Understanding authentication providers

A claim is the data an identity provider includes about a user inside the token they issue.

Using claim mappings, you can specify if RHACS should customize the claim attribute it receives from an IDP to another attribute in the RHACS-issued token. If you do not use the claim mapping, RHACS does not include the claim attribute in the RHACS-issued token.

For example, you can map from roles in the user identity to groups in the RHACS-issued token using claim mapping.

RHACS uses different default claim mappings for every authentication provider.

To authorize users, RHACS relies on mapping rules that examine the values of specific claims such as groups, email, userid, and name from the user identity. Rules allow mapping of users who have attributes with a specific value to a specific role. As an example, a rule could include the following:`key` is email, value is john@redhat.com, role is Admin.
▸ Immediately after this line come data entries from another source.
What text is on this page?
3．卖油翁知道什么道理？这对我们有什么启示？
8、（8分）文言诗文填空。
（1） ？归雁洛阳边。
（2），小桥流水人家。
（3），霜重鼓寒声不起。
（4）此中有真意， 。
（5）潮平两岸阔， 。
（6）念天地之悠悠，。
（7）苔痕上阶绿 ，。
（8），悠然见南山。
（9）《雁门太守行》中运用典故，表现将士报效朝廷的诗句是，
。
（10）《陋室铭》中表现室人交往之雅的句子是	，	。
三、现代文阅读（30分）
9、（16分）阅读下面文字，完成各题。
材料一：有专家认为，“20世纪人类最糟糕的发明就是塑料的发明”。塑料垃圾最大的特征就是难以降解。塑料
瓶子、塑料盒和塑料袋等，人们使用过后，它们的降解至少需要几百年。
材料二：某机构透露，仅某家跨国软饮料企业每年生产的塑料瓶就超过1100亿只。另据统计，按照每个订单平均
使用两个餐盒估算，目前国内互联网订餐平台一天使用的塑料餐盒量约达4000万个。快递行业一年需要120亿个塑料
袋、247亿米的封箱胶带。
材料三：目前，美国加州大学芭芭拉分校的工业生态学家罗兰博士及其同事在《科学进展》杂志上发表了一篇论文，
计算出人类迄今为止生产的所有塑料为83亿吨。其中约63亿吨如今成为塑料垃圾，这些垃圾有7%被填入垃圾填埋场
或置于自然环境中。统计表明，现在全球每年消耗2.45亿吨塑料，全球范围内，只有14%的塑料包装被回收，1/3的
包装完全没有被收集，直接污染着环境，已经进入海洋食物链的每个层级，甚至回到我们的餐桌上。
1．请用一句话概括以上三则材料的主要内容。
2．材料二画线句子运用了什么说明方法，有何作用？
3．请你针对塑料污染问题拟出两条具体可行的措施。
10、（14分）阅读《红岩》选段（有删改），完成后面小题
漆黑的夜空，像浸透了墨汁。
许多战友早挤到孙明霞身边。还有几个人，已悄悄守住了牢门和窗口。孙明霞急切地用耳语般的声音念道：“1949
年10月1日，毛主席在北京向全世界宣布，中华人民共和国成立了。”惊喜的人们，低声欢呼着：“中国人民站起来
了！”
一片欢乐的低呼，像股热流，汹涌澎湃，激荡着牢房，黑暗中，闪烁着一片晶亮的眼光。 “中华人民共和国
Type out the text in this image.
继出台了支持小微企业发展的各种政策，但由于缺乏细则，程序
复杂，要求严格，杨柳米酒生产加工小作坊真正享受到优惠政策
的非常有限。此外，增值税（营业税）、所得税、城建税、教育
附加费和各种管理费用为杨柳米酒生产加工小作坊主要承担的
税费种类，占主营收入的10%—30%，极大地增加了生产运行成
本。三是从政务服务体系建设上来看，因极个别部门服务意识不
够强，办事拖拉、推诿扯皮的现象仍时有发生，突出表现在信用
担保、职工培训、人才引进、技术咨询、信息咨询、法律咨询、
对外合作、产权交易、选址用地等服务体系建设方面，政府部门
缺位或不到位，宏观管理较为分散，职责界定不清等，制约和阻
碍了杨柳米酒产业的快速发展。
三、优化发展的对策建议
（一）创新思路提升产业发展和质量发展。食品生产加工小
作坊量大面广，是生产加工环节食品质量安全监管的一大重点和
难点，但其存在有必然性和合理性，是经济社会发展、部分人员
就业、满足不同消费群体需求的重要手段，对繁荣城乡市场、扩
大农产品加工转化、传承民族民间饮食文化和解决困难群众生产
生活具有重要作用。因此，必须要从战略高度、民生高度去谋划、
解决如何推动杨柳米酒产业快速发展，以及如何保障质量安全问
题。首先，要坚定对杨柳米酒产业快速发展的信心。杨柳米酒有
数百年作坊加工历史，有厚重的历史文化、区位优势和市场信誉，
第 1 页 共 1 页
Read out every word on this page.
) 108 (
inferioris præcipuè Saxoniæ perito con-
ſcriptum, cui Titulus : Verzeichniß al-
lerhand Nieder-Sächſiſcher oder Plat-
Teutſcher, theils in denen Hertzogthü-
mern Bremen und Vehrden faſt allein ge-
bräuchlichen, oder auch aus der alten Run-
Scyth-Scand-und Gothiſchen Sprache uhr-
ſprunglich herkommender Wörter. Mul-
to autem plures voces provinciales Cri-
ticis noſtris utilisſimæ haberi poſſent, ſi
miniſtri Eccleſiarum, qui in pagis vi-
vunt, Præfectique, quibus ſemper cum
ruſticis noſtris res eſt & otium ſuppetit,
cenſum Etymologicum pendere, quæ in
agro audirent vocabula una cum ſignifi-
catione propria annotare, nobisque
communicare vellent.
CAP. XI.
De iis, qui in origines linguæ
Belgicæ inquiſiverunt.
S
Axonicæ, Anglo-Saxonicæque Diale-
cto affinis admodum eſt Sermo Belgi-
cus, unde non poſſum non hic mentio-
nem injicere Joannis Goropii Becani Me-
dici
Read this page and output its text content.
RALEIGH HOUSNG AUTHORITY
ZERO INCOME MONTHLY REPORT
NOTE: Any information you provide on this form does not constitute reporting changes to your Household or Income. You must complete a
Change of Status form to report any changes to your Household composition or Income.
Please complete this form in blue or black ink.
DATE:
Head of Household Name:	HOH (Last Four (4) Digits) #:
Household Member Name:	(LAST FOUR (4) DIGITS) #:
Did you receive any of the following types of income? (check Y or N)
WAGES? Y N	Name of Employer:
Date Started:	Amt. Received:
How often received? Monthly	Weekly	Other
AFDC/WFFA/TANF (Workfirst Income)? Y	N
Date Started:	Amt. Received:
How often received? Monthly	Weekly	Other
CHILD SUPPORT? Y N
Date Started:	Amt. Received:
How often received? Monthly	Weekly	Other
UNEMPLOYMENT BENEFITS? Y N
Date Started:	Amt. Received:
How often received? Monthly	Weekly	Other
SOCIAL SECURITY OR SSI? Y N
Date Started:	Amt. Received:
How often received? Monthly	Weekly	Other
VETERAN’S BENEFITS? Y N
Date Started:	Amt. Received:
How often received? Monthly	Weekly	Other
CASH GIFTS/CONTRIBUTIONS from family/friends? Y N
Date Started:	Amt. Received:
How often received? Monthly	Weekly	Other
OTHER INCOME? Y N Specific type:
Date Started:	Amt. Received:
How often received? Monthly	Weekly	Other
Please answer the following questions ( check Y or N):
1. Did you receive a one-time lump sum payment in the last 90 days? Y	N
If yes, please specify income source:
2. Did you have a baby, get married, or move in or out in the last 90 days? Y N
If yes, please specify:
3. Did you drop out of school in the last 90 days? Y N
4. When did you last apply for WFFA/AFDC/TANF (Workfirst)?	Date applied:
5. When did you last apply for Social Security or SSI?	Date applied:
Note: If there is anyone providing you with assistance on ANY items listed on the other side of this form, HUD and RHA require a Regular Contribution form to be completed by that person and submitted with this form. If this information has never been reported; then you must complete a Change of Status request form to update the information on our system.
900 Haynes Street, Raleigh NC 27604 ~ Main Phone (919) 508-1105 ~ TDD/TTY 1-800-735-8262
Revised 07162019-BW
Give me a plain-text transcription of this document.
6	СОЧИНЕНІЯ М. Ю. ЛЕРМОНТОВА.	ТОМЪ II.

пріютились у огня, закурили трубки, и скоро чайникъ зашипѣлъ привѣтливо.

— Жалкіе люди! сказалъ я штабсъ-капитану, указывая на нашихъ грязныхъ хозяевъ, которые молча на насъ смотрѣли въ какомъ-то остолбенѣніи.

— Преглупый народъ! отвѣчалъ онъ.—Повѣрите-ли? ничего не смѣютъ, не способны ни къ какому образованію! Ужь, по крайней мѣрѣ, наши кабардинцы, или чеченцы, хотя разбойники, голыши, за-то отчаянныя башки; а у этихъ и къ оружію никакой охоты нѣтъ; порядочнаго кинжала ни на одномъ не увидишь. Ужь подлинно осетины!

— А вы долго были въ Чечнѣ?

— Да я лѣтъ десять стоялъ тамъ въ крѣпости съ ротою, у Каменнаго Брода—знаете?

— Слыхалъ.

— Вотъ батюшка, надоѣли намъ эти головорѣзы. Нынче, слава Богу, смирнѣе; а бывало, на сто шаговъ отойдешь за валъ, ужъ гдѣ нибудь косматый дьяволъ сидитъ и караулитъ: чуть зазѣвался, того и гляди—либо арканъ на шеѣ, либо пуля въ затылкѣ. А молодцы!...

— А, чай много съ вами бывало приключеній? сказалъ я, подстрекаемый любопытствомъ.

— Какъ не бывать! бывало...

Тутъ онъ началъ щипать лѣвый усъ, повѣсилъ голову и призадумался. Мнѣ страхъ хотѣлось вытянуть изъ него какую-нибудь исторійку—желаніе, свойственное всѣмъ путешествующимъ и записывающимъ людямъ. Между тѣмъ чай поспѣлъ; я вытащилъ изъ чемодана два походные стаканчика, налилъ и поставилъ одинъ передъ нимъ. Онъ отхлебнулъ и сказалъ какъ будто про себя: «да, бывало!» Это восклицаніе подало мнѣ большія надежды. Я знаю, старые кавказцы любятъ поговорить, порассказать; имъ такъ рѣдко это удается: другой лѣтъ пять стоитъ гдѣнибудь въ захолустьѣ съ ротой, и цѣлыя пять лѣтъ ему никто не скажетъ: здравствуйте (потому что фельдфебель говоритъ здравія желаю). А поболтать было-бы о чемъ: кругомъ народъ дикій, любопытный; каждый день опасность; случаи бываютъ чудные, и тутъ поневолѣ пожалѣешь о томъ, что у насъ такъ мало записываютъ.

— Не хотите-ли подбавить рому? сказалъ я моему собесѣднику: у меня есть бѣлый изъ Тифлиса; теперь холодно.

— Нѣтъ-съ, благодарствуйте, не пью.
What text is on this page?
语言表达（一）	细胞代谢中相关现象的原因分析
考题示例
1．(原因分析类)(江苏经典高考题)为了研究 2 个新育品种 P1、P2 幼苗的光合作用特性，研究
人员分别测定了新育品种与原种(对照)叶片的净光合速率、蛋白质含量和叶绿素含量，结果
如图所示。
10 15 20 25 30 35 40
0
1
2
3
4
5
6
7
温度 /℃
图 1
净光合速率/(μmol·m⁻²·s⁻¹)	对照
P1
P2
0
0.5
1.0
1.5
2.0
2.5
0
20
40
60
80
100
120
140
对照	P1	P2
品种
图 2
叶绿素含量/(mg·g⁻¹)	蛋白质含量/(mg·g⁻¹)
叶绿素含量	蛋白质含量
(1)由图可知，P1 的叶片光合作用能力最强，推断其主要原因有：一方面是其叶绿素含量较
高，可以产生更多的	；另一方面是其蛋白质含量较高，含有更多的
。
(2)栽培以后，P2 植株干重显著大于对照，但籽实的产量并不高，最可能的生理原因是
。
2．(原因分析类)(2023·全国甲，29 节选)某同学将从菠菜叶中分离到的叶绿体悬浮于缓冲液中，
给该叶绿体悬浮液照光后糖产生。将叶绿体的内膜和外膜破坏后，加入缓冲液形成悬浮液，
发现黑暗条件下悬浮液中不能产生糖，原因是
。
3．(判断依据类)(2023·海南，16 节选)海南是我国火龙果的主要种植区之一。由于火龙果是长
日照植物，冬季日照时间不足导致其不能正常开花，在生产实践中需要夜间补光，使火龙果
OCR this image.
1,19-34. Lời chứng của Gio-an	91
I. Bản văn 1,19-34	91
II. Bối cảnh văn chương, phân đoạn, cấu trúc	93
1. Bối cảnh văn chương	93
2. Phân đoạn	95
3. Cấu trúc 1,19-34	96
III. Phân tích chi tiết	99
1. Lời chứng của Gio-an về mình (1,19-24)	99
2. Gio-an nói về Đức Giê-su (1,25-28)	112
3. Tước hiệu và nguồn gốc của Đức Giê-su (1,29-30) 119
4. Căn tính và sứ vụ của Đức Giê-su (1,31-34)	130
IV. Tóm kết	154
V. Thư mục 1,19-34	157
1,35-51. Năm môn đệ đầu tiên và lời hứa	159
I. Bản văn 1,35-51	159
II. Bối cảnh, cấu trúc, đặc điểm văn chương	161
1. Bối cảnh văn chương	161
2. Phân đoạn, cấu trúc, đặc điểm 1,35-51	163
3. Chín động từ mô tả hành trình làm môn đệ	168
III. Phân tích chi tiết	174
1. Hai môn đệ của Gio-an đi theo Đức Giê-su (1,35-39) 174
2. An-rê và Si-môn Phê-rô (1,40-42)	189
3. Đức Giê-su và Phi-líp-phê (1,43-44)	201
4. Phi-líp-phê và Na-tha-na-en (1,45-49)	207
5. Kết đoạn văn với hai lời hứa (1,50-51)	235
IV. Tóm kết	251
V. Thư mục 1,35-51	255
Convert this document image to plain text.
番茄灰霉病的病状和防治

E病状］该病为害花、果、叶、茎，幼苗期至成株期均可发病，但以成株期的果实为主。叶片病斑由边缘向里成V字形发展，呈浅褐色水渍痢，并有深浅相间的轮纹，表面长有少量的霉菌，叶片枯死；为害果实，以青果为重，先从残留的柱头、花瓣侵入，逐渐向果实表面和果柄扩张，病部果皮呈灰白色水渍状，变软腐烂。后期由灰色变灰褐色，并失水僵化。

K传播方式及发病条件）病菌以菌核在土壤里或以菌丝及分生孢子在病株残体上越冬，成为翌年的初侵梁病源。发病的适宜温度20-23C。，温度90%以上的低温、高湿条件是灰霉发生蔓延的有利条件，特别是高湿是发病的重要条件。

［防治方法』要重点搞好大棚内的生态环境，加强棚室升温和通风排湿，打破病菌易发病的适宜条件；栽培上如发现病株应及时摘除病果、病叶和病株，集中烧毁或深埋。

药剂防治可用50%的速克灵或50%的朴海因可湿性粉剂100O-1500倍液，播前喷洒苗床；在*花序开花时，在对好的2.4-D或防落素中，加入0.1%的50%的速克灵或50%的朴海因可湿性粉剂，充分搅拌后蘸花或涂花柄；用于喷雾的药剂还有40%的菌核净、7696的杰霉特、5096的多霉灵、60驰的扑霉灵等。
If the claim is missing, the mapping cannot succeed, and the user does not get access to the required resources. Therefore, to enable successful mapping, you must ensure that the authentication response from your IDP includes the required claims to authorize users, for example, groups.

RHACS assigns a minimum access role to every caller with a RHACS token issued by a particular authentication provider. The minimum access role is set to None by default.

For example, suppose there is an authentication provider with the minimum access role of Analyst. In that case, all users who log in using this provider will have the Analyst role assigned to them.

Required attributes can restrict issuing of the RHACS token based on whether a user identity has an attribute with a specific value.

For example, you can configure RHACS only to issue a token when the attribute with key is_internal has the attribute value true. Users with the attribute is_internal set to false or not set do not get a token.